I remember watching this landing in utter amazement. I don’t think I’ve ever witnessed anything that has held me in such awe in my entire 46 years on this earth. Tiny fighter jets flying by her side as she glided in to finally touchdown softly on the hard desert floor. It was perfect and she was beautiful. I was floating for weeks after that, feeling anything was possible.
God, this make me so sad. Those people. Christ.
CNN a few minutes ago was also conjecturing on the possibility of survivors, but at 12,500 mph there would be no chance.
not again…
not again.
Sadly, this is true.
I am not inclined to favor terrorists as an explanation.
Given the speed and altitude, WE would have trouble shooting down a Space Shuttle, without the use of interceptor aircraft. I refuse to believe that a gaggle of Arabs out in the Texas scrubland with a black market SAM setup could manage it.
I am reluctant to consider sabotage. If an American astronaut could be a Muslim fundamentalist wacko without his NASA handlers realizing it… then ANYONE could be, and we’re all doomed.
Nope. Can’t buy that.
My brother woke me up at the beginning of the hour (9:0something…) and told me, “the shuttle just blew up and we’re about to bomb Iraq.” I goes to the game room to turn on a TV, and for once he’s not BSing me. Turns out what he meant by the second part was the deadline to bomb Iraq has/is about to run out. But still, the shuttle blew up. Over freakin’ Texas. A lotta people stop by Texas to die, it seems.
Brutus: Aye, I’ve since heard (on CNN) about the hydrazine, and a description thereof. It’s the radioactive bit that puzzled and alarmed me. Of course, she heard it on FOX news, and I’m given to understand they’re, oh, less than 100% accurate, at any given time.
Of course, it is possible. I was just wondering if she might have misheard or misunderstood.
[sub]I’d like “whom it may concern” to know this is not the way I like to wake up after a whopping two hours of sleep, thank you. We’re thinking of all those friends and family members right now… damn.[/sub]
Odd coincidence. Once of my first thoughts was to the voice-over of transmissions from Columbia at the end of Countdown.
I don’t know if I shall ever be able to listen to that song again.
I’d be pretty f*cking amazed if it was a terroist target.:dubious:
couple of things, that’s i’ve had up for me, so to cleared some stuff up…
there’s no way that a surface to air missile hit it… a sam has a range of 10-15,000 feet. the flight was flying at 207,000 feet and mach 6(six times the speed of sound). if, god forbid, this was terrorist related(which i would bet the mortgage it’s not), the bomb would have to be onboard, which with the kind of security that surrounded this flight, wasn’t going to happen. my money is that the plane just flew apart… it’s a tragedy, but not terrorism
also, skeezix, you’re spot on in regards to hydrazine. it’s not radioactive, however if inhaled, if it covers a single membrane in one’s lungs, you will suffocate and die within 48 hours… that’s why they’re telling people not to go near it. it’s not a scare tactic…
time to break out the rosary.
I’m not in complete shock.

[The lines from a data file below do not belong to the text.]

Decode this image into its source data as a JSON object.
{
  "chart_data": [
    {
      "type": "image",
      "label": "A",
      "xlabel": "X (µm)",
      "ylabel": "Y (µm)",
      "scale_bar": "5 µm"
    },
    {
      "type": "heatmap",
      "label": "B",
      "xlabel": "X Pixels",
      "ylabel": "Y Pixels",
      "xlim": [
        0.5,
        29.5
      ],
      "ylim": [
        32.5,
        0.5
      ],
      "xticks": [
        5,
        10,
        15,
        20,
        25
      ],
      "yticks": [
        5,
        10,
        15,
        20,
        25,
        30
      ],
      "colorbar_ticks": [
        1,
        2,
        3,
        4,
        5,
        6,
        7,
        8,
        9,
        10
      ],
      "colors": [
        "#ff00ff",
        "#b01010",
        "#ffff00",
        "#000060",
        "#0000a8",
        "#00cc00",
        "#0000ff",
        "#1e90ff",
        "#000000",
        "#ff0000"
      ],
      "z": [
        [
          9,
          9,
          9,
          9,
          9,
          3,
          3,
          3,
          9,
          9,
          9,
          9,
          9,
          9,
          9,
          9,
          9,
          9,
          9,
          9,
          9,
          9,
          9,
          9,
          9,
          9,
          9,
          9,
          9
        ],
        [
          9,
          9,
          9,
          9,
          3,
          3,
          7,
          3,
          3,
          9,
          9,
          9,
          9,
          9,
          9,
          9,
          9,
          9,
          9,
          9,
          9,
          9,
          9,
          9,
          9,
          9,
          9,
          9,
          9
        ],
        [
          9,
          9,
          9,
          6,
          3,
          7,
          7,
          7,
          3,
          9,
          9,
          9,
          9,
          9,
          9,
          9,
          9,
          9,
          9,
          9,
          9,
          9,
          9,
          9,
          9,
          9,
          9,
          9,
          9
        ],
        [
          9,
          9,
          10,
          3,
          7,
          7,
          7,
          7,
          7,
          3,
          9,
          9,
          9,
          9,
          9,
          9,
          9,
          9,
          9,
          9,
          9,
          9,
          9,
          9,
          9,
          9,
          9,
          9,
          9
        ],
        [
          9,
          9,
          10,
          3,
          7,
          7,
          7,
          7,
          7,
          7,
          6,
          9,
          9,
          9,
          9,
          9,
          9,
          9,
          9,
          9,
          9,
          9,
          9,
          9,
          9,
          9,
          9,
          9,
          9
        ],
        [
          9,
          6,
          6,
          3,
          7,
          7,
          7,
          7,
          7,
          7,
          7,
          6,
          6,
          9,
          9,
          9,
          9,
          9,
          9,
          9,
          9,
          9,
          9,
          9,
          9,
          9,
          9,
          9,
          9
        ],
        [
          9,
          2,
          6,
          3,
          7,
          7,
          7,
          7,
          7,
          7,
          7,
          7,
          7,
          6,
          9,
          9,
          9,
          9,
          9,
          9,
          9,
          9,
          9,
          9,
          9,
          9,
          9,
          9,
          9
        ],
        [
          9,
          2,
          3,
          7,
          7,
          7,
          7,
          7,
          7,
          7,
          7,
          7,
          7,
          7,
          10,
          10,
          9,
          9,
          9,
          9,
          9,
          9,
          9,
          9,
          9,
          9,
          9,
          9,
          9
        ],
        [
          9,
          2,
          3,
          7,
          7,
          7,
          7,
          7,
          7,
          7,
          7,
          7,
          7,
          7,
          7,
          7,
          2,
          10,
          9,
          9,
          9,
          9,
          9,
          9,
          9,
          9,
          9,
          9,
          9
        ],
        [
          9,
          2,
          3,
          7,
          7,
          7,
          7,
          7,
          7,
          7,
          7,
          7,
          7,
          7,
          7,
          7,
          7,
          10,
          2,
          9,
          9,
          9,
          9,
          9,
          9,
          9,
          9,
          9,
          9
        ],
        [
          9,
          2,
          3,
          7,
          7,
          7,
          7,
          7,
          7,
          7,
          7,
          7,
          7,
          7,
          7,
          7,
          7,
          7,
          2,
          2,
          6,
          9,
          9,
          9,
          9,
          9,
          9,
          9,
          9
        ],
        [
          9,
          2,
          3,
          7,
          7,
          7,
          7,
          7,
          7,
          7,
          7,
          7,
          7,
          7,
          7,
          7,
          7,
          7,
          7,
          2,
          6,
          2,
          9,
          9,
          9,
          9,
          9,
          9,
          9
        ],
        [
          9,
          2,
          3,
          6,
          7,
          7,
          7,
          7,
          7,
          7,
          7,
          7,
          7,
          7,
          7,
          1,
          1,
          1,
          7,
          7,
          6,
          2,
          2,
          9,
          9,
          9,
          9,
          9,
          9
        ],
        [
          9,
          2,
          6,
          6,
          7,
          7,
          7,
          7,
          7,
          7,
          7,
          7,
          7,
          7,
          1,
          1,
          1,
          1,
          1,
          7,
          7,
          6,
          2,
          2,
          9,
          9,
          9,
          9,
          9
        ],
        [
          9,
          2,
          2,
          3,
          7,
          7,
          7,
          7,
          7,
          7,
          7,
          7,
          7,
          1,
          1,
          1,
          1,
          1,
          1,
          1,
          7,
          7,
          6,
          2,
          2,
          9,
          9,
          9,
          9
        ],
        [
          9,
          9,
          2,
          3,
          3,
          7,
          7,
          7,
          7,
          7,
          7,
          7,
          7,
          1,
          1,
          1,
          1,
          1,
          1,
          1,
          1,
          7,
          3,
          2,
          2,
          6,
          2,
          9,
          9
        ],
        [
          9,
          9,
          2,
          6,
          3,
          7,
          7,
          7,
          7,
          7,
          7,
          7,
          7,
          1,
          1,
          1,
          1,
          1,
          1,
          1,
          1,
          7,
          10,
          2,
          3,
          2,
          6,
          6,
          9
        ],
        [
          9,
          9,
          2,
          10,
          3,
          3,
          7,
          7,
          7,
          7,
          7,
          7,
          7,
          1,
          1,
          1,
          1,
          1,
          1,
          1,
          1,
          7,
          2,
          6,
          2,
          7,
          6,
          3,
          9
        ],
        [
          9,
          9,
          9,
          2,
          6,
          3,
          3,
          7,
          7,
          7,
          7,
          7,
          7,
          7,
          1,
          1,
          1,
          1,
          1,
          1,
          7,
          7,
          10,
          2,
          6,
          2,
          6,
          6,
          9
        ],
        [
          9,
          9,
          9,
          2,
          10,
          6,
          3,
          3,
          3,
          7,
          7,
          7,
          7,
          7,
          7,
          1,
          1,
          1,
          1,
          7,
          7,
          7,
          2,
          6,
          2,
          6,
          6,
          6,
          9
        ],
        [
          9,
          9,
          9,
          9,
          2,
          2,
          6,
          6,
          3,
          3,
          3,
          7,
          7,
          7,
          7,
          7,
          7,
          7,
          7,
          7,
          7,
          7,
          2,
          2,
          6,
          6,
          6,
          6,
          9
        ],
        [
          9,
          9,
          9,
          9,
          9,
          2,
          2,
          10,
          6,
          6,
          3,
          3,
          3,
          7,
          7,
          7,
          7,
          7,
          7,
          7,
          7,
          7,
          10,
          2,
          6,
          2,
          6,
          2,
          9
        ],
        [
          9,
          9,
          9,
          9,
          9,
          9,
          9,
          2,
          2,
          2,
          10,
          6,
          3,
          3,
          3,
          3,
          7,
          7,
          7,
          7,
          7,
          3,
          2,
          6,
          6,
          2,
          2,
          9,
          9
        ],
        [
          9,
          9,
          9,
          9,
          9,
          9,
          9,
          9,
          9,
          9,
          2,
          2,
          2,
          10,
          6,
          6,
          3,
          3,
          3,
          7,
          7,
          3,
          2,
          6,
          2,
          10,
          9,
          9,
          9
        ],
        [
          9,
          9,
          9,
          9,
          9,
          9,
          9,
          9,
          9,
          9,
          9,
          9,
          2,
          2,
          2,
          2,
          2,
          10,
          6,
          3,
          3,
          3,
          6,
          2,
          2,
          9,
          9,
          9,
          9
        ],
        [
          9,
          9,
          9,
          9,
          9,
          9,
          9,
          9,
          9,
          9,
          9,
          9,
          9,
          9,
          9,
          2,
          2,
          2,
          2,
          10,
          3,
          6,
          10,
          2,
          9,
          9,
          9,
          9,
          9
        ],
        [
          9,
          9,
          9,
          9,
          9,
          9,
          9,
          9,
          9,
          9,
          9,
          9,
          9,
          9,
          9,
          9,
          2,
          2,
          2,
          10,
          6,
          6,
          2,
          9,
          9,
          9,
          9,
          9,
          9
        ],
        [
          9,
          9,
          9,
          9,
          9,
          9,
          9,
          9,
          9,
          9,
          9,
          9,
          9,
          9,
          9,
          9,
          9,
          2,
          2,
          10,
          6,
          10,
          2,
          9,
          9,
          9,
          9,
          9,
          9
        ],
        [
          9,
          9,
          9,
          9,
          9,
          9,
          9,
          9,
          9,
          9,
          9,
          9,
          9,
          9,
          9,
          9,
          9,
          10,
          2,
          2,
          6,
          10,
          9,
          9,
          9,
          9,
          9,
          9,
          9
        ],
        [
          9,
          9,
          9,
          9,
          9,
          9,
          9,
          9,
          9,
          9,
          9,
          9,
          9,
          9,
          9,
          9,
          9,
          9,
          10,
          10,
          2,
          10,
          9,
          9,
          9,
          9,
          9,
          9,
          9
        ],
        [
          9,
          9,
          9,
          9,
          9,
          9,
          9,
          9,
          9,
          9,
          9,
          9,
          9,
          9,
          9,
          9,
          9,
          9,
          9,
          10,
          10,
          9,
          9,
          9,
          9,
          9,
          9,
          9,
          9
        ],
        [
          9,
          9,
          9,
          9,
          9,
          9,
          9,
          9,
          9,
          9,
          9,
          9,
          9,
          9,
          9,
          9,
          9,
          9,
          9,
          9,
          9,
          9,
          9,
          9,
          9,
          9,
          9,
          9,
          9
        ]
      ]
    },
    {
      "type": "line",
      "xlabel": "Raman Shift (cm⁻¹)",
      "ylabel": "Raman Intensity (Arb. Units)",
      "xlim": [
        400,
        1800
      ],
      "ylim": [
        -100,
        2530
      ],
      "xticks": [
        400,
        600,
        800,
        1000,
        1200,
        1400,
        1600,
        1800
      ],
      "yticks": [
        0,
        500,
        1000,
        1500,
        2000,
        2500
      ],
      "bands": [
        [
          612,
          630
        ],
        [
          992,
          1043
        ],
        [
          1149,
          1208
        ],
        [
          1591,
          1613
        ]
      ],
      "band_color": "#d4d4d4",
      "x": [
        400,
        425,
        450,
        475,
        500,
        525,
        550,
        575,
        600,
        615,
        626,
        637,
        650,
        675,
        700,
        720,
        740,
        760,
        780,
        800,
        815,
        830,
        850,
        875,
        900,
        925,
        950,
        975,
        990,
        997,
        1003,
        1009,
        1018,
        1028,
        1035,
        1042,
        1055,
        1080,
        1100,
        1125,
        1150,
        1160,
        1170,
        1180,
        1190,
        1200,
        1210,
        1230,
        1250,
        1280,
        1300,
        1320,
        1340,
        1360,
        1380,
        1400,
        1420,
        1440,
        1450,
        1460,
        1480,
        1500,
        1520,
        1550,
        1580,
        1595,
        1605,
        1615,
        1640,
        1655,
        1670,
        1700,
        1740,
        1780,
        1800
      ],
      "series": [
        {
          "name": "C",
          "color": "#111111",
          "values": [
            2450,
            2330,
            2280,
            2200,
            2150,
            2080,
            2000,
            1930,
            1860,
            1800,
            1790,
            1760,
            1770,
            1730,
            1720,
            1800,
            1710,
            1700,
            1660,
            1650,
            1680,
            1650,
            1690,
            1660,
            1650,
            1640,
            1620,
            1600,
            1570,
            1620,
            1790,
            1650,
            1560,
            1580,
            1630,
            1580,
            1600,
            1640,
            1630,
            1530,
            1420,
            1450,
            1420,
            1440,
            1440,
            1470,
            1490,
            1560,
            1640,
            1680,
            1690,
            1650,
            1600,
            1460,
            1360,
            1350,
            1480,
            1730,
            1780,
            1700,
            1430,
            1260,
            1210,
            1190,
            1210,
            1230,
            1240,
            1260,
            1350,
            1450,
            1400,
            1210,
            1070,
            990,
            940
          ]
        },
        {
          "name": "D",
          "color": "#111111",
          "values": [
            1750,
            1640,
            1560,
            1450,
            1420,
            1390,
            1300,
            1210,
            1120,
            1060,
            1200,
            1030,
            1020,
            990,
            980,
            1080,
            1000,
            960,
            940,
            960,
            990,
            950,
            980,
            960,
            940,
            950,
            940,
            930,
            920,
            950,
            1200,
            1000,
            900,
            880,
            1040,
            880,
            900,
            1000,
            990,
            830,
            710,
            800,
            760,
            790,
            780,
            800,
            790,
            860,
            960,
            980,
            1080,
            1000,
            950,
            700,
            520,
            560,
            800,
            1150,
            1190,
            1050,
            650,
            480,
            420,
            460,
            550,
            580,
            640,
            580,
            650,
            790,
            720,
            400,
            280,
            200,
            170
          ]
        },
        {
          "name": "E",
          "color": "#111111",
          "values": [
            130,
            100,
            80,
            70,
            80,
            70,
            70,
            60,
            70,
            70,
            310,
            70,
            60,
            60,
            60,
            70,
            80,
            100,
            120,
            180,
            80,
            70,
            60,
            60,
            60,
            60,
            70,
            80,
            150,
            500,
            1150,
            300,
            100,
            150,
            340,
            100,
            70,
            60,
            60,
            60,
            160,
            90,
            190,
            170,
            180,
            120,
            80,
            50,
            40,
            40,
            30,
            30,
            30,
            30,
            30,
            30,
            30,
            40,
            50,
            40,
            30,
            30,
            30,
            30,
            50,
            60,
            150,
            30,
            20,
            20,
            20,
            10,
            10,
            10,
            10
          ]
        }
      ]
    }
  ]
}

I’m not mourning. I’m overall… empty. I’m a little shaken, and impatient. That’s it.
Coldfire can damn me vehemently to hell all he wants, but that’s how I fell.
Just heard the news. This is so sad. My thoughts are with the family of the astronauts
I just saw this on the news. I feel just sick about it. I was sixteen when the Challenger exploded, and I’m thinking the same thing now that I was then: I hope this isn’t it for the space program.
My grandmother said that something has fallen in her yard. She’s south of DFW.
If you can’t say something nice, don’t post at all.
Have some heart, for crying out loud.